Four caves that contain evidence spanning millennia of human development in
Mount Carmel joined the likes of the Egyptian pyramids, the Leaning Tower of
Pisa and the Great Wall of China on an exclusive list on Friday.
The
United Nations Education, Scientific and Cultural Organization (UNESCO) voted to
add the adjacent Nahal Me’arot/Wadi El-Mughara caves – Tabun, Jamal, El-Wad and
Skhul – to its World Heritage List.
The vote to add the caves, as well as
14 other sites around the world, took place as part of the 36th session of the
World Heritage Committee, which began on June 24 and runs through July 6 in St.
Petersburg, Russia.
“I am happy that UNESCO skipped over political
differences and recognized an Israeli heritage site containing many values of
heritage and history, Jewish and universal,” said Shaul Goldstein, head of the
Israel Nature and Parks Authority, which has administered the caves since 1971.
“The Nature and Parks Authority will continue to make every effort in order to
preserve and nurture this site and hundreds of other sites under our
jurisdiction.”
The four caves are “located in one of the best preserved
fossilized reefs of the Mediterranean region” and contain artifacts covering
500,000 years of human evolution, from the Lower Paleolithic era till today,
according to a summary document printed by the World Heritage Committee in
May.
The 54-hectare (22-acre) area provides evidence for the transition
from a hunter-gatherer lifestyle to an agriculture-based, more sedentary
community life and contains relics from the era of the Neanderthals to early
anatomically modern humans, a statement following the vote reported. After 90
years of archeological research in the region, scientists have uncovered “a
cultural sequence of unparalleled duration, providing an archive of early human
life in southwest Asia,” the statement said.
The decision to include the
caves on the list was supported by detailed documents produced by the
International Council on Monuments and Sites and the International Union for
Conservation of Nature, both nongovernmental organizations.
“The reserve
was declared because it represents ‘a unique or at least evidence of exceptional
cultural traditions or alive or extinct culture,’” said Dr. Zvika Tsuk, chief
archeologist at the INPA.
The caves reflect the prehistoric culture of
man including the Acheulian period (200,000-500,000 years ago), the
Acheulo-Yabrudian period (100,000-150,000 years ago), the Mousterian period
(40,000-100,000 years ago), the Aurignacian period (12,000-40,000 years ago) and
the Natufian period (9,000-12,000 years), Tsuk explained.
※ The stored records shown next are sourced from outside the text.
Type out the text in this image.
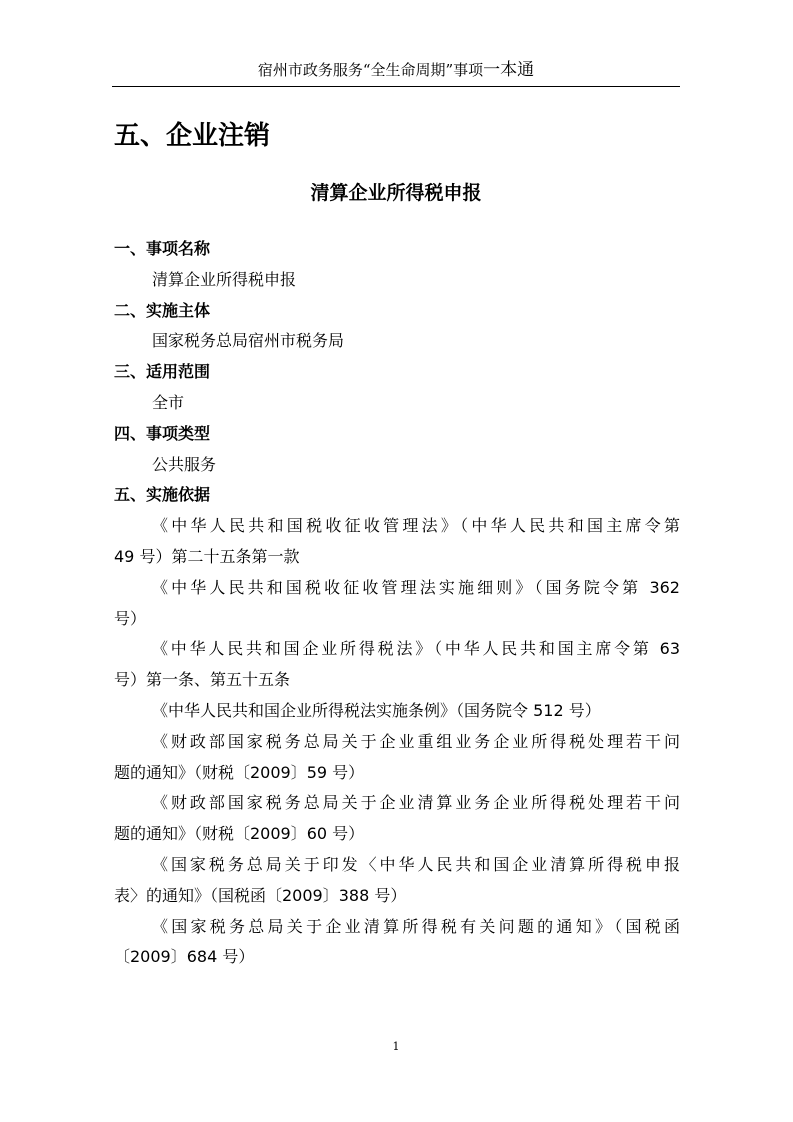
宿州市政务服务“全生命周期”事项一本通
五、企业注销
清算企业所得税申报
一、事项名称
清算企业所得税申报
二、实施主体
国家税务总局宿州市税务局
三、适用范围
全市
四、事项类型
公共服务
五、实施依据
《中华人民共和国税收征收管理法》（中华人民共和国主席令第
49 号）第二十五条第一款
《中华人民共和国税收征收管理法实施细则》（国务院令第 362
号）
《中华人民共和国企业所得税法》（中华人民共和国主席令第 63
号）第一条、第五十五条
《中华人民共和国企业所得税法实施条例》（国务院令 512 号）
《财政部国家税务总局关于企业重组业务企业所得税处理若干问
题的通知》（财税〔2009〕59 号）
《财政部国家税务总局关于企业清算业务企业所得税处理若干问
题的通知》（财税〔2009〕60 号）
《国家税务总局关于印发〈中华人民共和国企业清算所得税申报
表〉的通知》（国税函〔2009〕388 号）
《国家税务总局关于企业清算所得税有关问题的通知》（国税函
〔2009〕684 号）
1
So expansive is the
fossilization there that “fascinating evidence of the sequence human cultures is
revealed spanning hundreds of thousands of years,” he said.
“Scientific
and archeological research, which began early last century, revealed through
decades of excavation and years of research amazing findings of different and
diverse flint tools, that represent culture and development of human heritage
from prehistoric times,” he said, emphasizing the marked transition from
hunter-gather to permanent, agriculture-based settlement.
“This is one of
the few places in the world where it is possible to see this,” Tsuk
said.
At a conference in Minorca, Spain, in April – the First
International Conference on Best Practices in World Heritage: Archeology – Prof.
Mina Weinstein-Evron of the University of Haifa had advocated for the addition
of the caves to the UNESCO list.
“The Mount Carmel caves, subjected to
multi-disciplinary research since the late 1920s, are undoubtedly among the most
famous prehistoric sites,” Weinstein-Evron wrote in the abstract of her
presentation paper.
“The potential for local and international education
and community involvement requires integrated educational endeavors considering
groups of various ages, religious and social backgrounds, and the scientific
community,” wrote Weinstein- Evron, who serves as head of the Zinman Institute
of Archeology and the head of the Palynology Laboratory.
Emphasizing just
how well-known these prehistoric caves are throughout the world, she called them
“a key site for the study of human biological and cultural evolution,” in the
report’s conclusion.
“The site provides a connection to place and time in
the form of human heritage that is relevant to all, transcending national,
ethnic and religious divides,” Weinstein-Evron said.